ARPA was passed by Congress without a single Republican vote and signed by the President into law barely two months into his Administration, in March 2021. It was the first bill passed by the Biden Administration under “Reconciliation”, a procedure that allows passage of legislation in the Senate with a simple majority, thereby circumventing the problem of needing at least 60 votes, including 10 Republican Senator’s votes to overcome the filibuster in the Senate (in the House of Representatives, a simple majority always applies to pass legislation). But Reconciliation imposes strict constraints: it is limited to revenue, spending and debt limit items and it can be used only once per fiscal year per category, which means that Reconciliation bills tend to be huge, with the majority Party putting in as many different chapters as they can into a mammoth bill, which was certainly the case for ARPA. And Reconciliation in a 50-50 Senate meant every single Democratic Senator had to vote for the bill.

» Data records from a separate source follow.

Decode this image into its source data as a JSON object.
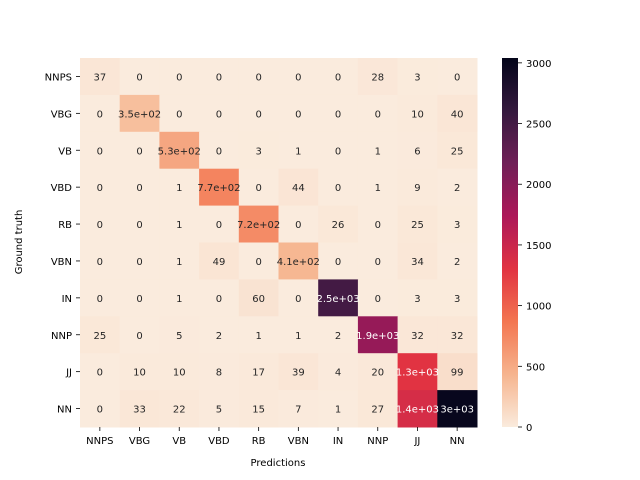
{
  "chart_data": {
    "type": "heatmap",
    "title": "",
    "xlabel": "Predictions",
    "ylabel": "Ground truth",
    "x_categories": [
      "NNPS",
      "VBG",
      "VB",
      "VBD",
      "RB",
      "VBN",
      "IN",
      "NNP",
      "JJ",
      "NN"
    ],
    "y_categories": [
      "NNPS",
      "VBG",
      "VB",
      "VBD",
      "RB",
      "VBN",
      "IN",
      "NNP",
      "JJ",
      "NN"
    ],
    "values": [
      [
        37,
        0,
        0,
        0,
        0,
        0,
        0,
        28,
        3,
        0
      ],
      [
        0,
        350,
        0,
        0,
        0,
        0,
        0,
        0,
        10,
        40
      ],
      [
        0,
        0,
        530,
        0,
        3,
        1,
        0,
        1,
        6,
        25
      ],
      [
        0,
        0,
        1,
        770,
        0,
        44,
        0,
        1,
        9,
        2
      ],
      [
        0,
        0,
        1,
        0,
        720,
        0,
        26,
        0,
        25,
        3
      ],
      [
        0,
        0,
        1,
        49,
        0,
        410,
        0,
        0,
        34,
        2
      ],
      [
        0,
        0,
        1,
        0,
        60,
        0,
        2500,
        0,
        3,
        3
      ],
      [
        25,
        0,
        5,
        2,
        1,
        1,
        2,
        1900,
        32,
        32
      ],
      [
        0,
        10,
        10,
        8,
        17,
        39,
        4,
        20,
        1300,
        99
      ],
      [
        0,
        33,
        22,
        5,
        15,
        7,
        1,
        27,
        1400,
        3000
      ]
    ],
    "labels": [
      [
        "37",
        "0",
        "0",
        "0",
        "0",
        "0",
        "0",
        "28",
        "3",
        "0"
      ],
      [
        "0",
        "3.5e+02",
        "0",
        "0",
        "0",
        "0",
        "0",
        "0",
        "10",
        "40"
      ],
      [
        "0",
        "0",
        "5.3e+02",
        "0",
        "3",
        "1",
        "0",
        "1",
        "6",
        "25"
      ],
      [
        "0",
        "0",
        "1",
        "7.7e+02",
        "0",
        "44",
        "0",
        "1",
        "9",
        "2"
      ],
      [
        "0",
        "0",
        "1",
        "0",
        "7.2e+02",
        "0",
        "26",
        "0",
        "25",
        "3"
      ],
      [
        "0",
        "0",
        "1",
        "49",
        "0",
        "4.1e+02",
        "0",
        "0",
        "34",
        "2"
      ],
      [
        "0",
        "0",
        "1",
        "0",
        "60",
        "0",
        "2.5e+03",
        "0",
        "3",
        "3"
      ],
      [
        "25",
        "0",
        "5",
        "2",
        "1",
        "1",
        "2",
        "1.9e+03",
        "32",
        "32"
      ],
      [
        "0",
        "10",
        "10",
        "8",
        "17",
        "39",
        "4",
        "20",
        "1.3e+03",
        "99"
      ],
      [
        "0",
        "33",
        "22",
        "5",
        "15",
        "7",
        "1",
        "27",
        "1.4e+03",
        "3e+03"
      ]
    ],
    "colorbar": {
      "min": 0,
      "max": 3040,
      "ticks": [
        0,
        500,
        1000,
        1500,
        2000,
        2500,
        3000
      ]
    },
    "colormap": [
      "#faebdd",
      "#f6b48e",
      "#f37651",
      "#e13342",
      "#ad1759",
      "#701f57",
      "#35193e",
      "#03051a"
    ]
  }
}
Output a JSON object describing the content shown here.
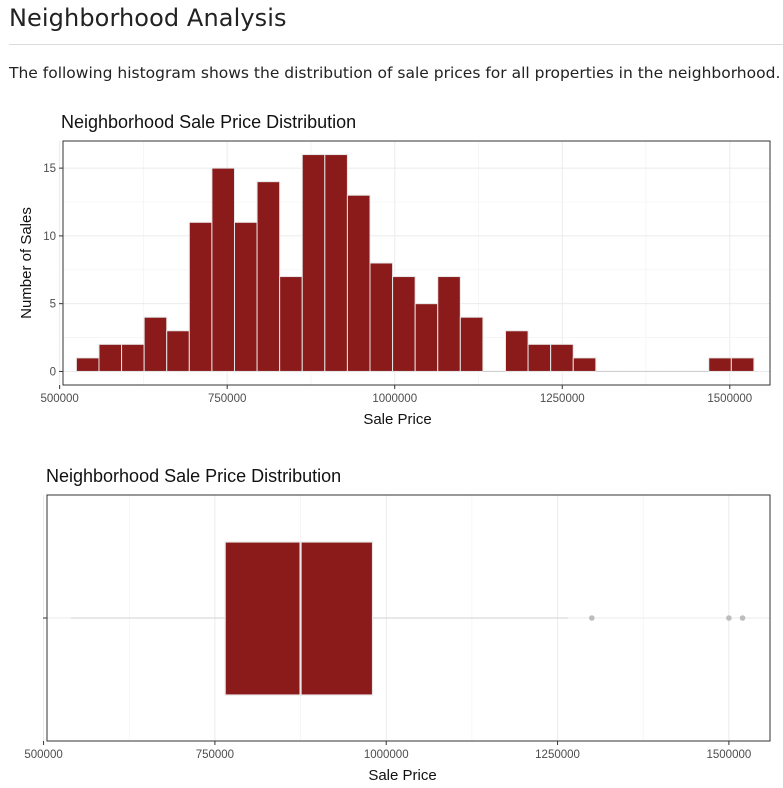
{
  "page": {
    "title": "Neighborhood Analysis",
    "intro": "The following histogram shows the distribution of sale prices for all properties in the neighborhood."
  },
  "colors": {
    "fill": "#8b1a1a",
    "edge": "#e6e6e6",
    "grid": "#ebebeb",
    "panel_border": "#333333",
    "outlier": "#bdbdbd",
    "whisker": "#d9d9d9"
  },
  "chart_data": [
    {
      "type": "histogram",
      "title": "Neighborhood Sale Price Distribution",
      "xlabel": "Sale Price",
      "ylabel": "Number of Sales",
      "xlim": [
        505000,
        1560000
      ],
      "ylim": [
        -1,
        17
      ],
      "xticks": [
        500000,
        750000,
        1000000,
        1250000,
        1500000
      ],
      "xtick_labels": [
        "500000",
        "750000",
        "1000000",
        "1250000",
        "1500000"
      ],
      "yticks": [
        0,
        5,
        10,
        15
      ],
      "ytick_labels": [
        "0",
        "5",
        "10",
        "15"
      ],
      "grid": true,
      "bin_start": 525000,
      "bin_width": 33700,
      "counts": [
        1,
        2,
        2,
        4,
        3,
        11,
        15,
        11,
        14,
        7,
        16,
        16,
        13,
        8,
        7,
        5,
        7,
        4,
        0,
        3,
        2,
        2,
        1,
        0,
        0,
        0,
        0,
        0,
        1,
        1
      ]
    },
    {
      "type": "boxplot",
      "title": "Neighborhood Sale Price Distribution",
      "xlabel": "Sale Price",
      "ylabel": "",
      "xlim": [
        505000,
        1560000
      ],
      "xticks": [
        500000,
        750000,
        1000000,
        1250000,
        1500000
      ],
      "xtick_labels": [
        "500000",
        "750000",
        "1000000",
        "1250000",
        "1500000"
      ],
      "grid": true,
      "whisker_low": 540000,
      "q1": 765000,
      "median": 875000,
      "q3": 980000,
      "whisker_high": 1265000,
      "outliers": [
        1300000,
        1500000,
        1520000
      ]
    }
  ]
}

Republicans criticized the $1.9 billion ARPA as too large, but Biden no doubt drew lessons from Obama’s $787 billion economic stimulus package to pull the US out of the Great Recession of 2008-2009 which he negotiated as Vice-President and which was heavily criticized at the time by Republicans as too large. It was later viewed by many as not large enough, as it led to a slow recovery that took years to work through the economy.

Biden’s initiative in pumping money into the economy to combat the impact of COVID was similar in size to the $2 trillion CARES Act launched by Trump in 2020, the largest emergency relief bill in US history, that included $500 billion to large corporations. But Biden’s $1.9 trillion ARPA was different in scope from the CARES Act, on the one hand giving nothing to large companies, spreading its resources to individuals, small businesses and state and local governments and adding important new dimensions: social, educational and infrastructure. The crisis caused by COVID engendered a movement solidifying the legitimacy of massive government involvement in economies throughout the world, with both the Trump and Biden Administrations following the same broad “big government” model, but Biden with ARPA already introduced a fundamental change in the economic philosophy of government, preparing for government to become much more involved in the management of the economy than had been the case for the US in the past 40 years.